On October 31, 2002, Parks sent a memorandum to Elizondo requesting a decision whether Elizondo would accept the new assignment by November 1. Elizondo responded in writing that he needed “more time to review this matter with legal before I can respond.... I know that you would request the same, especially since this memo indicates that my job position is in jeopardy and other references made in this memo bring up several questions that need full responses and complete answers, so that my 15 years and 2 months, plus my retirement are not in jeopardy.” On November 11, Parks spoke with Elizondo again and when Elizondo still refused the reassignment, Parks handed Elizondo a termination letter. The letter stated that the reasons for Elizondo’s termination were “failure to cooperate with [his] supervisor, refusal to follow instructions and [Elizondo’s] refusal to perform [his] assigned duties.”

Elizondo filed suit against UTSA and Parks alleging a 42 U.S.C. § 1983 First Amendment retaliation claim, as well as claims for violation of the False Claims Act, 31 U.S.C. § 3730(h), and the Texas Whistleblower Act, Tex. Gov’t Code Ann. § 554.001 et seq. (Vernon 1988). UTSA asserted sovereign immunity, as did Parks on all claims against him in his official capacity. The district court dismissed all of Elizondo’s claims against UTSA and against Parks other than the First Amendment retaliation claim. Both Parks and Elizondo then moved for summary judgment, and Parks asserted qualified immunity. After the district court denied Parks’s motion, Parks filed an interlocutory appeal with this court. Although noting that the district court applied the cor *302 rect legal framework for assessing a First Amendment retaliation claim at the time of its ruling, this court vacated the district court’s order and remanded the case in light of the Supreme Court’s holding in Garcetti, 547 U.S. 410, 126 S.Ct. 1951.

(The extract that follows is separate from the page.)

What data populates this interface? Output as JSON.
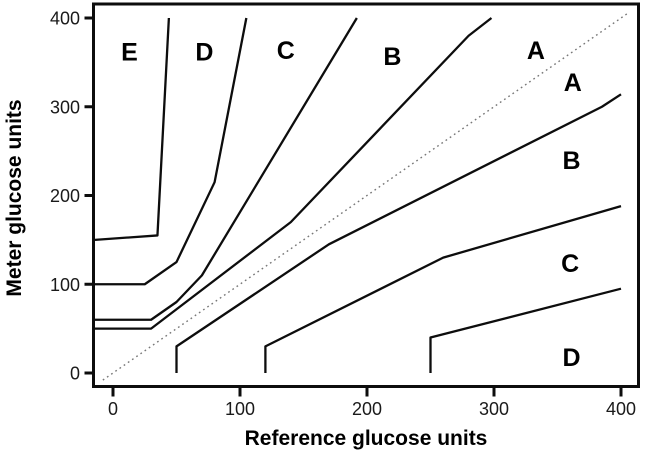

On remand and after receiving supplemental briefing on Garcetti, the district court granted summary judgment to Parks, finding that Elizondo’s comments to Parks were made pursuant to his official duties and were therefore unprotected by the First Amendment. In reaching its conclusion, the district court noted that Parks called the meeting during which Elizondo allegedly made the comments about fraud and that the subject matter of the speech concerned Elizondo’s continued employment — his pay, duties, and to whom he would report. The district court found that official duties of any job included meeting with a supervisor to discuss a new assignment and continued employment. Even though reporting fraud was a matter of public concern, the communications all related to Elizondo’s job. Thus, because Elizondo could not establish violation of a constitutional right, the district court granted Parks’s motion for summary judgment based on qualified immunity. Elizondo timely appealed to this court.

II.

This court reviews a district court’s summary judgment de novo, including judgments based on qualified immunity, applying the same standard as the district court. See Gen. Universal Sys. v. HAL Inc., 500 F.3d 444, 448 (5th Cir.2007). Summary judgment is appropriate if the moving party can show that “there is no genuine dispute as to any material fact and the movant is entitled to judgment as a matter of law.” Fed.R.Civ.P.